The US poet Maggie Smith—whose bittersweet poem ‘Good Bones’ went viral several years ago, making Smith an overnight sensation—has released a memoir charting the disintegration of her marriage. (Its title, You Could Make This Place Beautiful, is a line from that poem.) Smith’s fans tend towards the devotional, but I do have the sense that this particular book has been unusually polarising. You’ll either love it and find its aphoristic style and motivational tone inspiring, or you’ll find it somewhat trying. Probably that description in itself will be enough to indicate which will be the case in your instance.
Another social media darling, Oliver Darkshire—whose unexpectedly riotous helming of the Sotheran’s antiquarian bookshop Twitter account found an avid online audience—has published Once Upon a Tome: The Misadventures of a Rare Bookseller. Sotheran’s, on London’s Sackville Street, is one of the world’s oldest bookshops, and is by all accounts a charmingly eccentric establishment, with a resident ghost, cursed books, and a byzantine cataloguing system. Darkshire’s whimsical and humorous account of his apprenticeship in this storied, somewhat shadowy, institution is a lot of fun.
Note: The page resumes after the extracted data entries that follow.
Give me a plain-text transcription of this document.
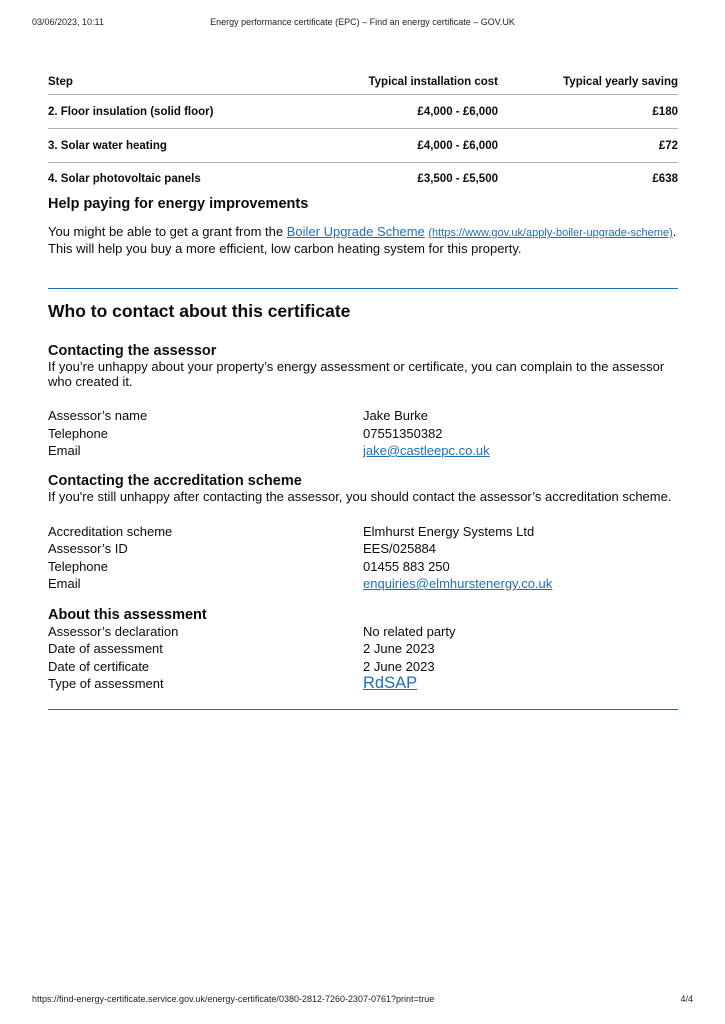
03/06/2023, 10:11	Energy performance certificate (EPC) – Find an energy certificate – GOV.UK
Step	Typical installation cost	Typical yearly saving
2. Floor insulation (solid floor)	£4,000 - £6,000	£180
3. Solar water heating	£4,000 - £6,000	£72
4. Solar photovoltaic panels	£3,500 - £5,500	£638
Help paying for energy improvements

You might be able to get a grant from the Boiler Upgrade Scheme (https://www.gov.uk/apply-boiler-upgrade-scheme). This will help you buy a more efficient, low carbon heating system for this property.

Who to contact about this certificate
Contacting the assessor

If you’re unhappy about your property’s energy assessment or certificate, you can complain to the assessor who created it.

Assessor’s name	Jake Burke
Telephone	07551350382
Email	jake@castleepc.co.uk
Contacting the accreditation scheme

If you're still unhappy after contacting the assessor, you should contact the assessor’s accreditation scheme.

Accreditation scheme	Elmhurst Energy Systems Ltd
Assessor’s ID	EES/025884
Telephone	01455 883 250
Email	enquiries@elmhurstenergy.co.uk
About this assessment
Assessor’s declaration	No related party
Date of assessment	2 June 2023
Date of certificate	2 June 2023
Type of assessment	RdSAP
https://find-energy-certificate.service.gov.uk/energy-certificate/0380-2812-7260-2307-0761?print=true	4/4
If you’re on the fence, Lithub has published an extract.
Any personal highlights from the crop of 2023 memoirs that you haven’t mentioned yet?
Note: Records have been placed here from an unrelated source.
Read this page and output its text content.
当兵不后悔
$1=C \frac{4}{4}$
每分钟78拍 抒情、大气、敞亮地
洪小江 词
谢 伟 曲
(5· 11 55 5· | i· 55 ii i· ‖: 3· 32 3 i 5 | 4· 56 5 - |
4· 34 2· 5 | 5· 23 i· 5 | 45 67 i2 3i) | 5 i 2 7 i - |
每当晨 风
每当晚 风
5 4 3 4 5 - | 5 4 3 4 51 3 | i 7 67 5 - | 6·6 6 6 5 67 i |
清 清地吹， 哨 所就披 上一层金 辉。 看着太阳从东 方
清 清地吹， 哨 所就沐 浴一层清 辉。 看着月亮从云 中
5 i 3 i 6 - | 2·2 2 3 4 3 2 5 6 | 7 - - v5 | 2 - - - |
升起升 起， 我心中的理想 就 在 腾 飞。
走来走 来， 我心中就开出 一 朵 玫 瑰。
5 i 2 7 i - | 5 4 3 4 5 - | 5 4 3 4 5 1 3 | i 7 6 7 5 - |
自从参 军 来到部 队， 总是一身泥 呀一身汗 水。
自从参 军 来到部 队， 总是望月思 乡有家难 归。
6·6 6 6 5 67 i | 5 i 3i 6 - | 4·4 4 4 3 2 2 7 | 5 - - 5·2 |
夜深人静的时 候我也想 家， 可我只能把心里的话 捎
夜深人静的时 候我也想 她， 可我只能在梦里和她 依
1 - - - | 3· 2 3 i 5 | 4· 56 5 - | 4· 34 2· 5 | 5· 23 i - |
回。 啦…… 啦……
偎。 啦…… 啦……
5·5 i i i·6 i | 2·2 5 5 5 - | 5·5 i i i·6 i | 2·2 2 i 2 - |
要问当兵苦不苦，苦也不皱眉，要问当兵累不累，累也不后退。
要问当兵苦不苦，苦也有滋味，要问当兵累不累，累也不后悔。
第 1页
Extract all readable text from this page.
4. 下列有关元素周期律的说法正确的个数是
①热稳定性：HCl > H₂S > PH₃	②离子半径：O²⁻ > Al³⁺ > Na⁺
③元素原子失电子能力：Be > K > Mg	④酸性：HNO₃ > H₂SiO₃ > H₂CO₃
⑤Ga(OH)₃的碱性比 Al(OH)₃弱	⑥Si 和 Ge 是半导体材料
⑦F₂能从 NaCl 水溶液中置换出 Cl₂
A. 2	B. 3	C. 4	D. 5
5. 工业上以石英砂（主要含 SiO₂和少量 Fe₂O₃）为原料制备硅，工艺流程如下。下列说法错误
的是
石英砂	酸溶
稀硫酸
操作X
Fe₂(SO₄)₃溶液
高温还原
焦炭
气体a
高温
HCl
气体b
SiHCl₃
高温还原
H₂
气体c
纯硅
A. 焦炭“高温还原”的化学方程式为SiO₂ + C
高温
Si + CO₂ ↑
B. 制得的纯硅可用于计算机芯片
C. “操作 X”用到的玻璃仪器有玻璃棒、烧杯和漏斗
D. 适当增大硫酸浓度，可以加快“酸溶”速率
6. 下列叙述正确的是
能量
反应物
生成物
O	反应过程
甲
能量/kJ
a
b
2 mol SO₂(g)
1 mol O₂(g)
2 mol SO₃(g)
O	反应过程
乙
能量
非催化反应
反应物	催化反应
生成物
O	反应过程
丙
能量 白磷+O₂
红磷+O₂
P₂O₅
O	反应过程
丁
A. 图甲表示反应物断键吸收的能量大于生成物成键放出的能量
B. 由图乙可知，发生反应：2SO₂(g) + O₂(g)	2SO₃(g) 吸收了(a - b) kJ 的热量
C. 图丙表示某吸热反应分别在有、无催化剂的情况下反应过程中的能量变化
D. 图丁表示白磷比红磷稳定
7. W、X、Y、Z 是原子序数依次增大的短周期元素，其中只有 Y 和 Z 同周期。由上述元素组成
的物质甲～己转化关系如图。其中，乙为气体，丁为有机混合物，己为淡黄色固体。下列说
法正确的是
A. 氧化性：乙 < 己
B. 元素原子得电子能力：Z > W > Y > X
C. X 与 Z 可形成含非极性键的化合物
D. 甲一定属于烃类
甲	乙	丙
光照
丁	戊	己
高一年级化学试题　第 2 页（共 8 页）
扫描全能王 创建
Yes. The Scottish novelist and screenwriter John Niven—perhaps best known for the cult favourite Kill Your Friends—has just released a searing account of his fraught relationship with his charismatic younger brother Gary, who took his own life in 2010. O Brother records how their lives began in tandem but diverged; while John made his way in the music business, and later as a writer, Gary worked manual jobs and dealt drugs in the small town they grew up in. By the end of his life, Gary had alienated most of his friends and family, and was in debt—although not insurmountably so. Looking through his dead brother’s belongings, John tallies up the overdue bills and has the sickening realisation that he could have written a cheque and solved his sibling’s financial crisis instantly. But what might have been a grim story of self-recrimination and despair is, in Niven’s hands, a moving and even exuberant story that reflects the chaotic energy of their brother and the dark humour that he and his sister Linda forge from an otherwise harrowing situation.
Let me slip in a couple more quick ones: naturalist Amy-Jane Beer just won the UK’s Wainwright Prize for The Flow: Rivers, Waters, and Wildness, in which she revisits the waterway that claimed the life of a close friend, and in doing so opens herself again to fluvial beauty; and former Five Books contributor Thea Lenarduzzi‘s lyrical family memoir Dandelions is currently in contention for the UK’s Ackerley Prize for Autobiography.
And finally, the next thing on my to-be-read pile is The Country of the Blind: A Memoir at the End of Sight by Andrew Leland, a sufferer of retinitis pigmentosa, a degenerative condition that will ultimately result in complete blindness. The Millions editor Sophia Stewart raved that it was not only one of the best books she’d read in 2023, but “one of the best books I’ve ever read in my life. No descriptor feels capacious enough: an intellectually rigorous memoir, a moving cultural history, and a brilliant study of blindness, disability, and adaptation.” Sounds good to me.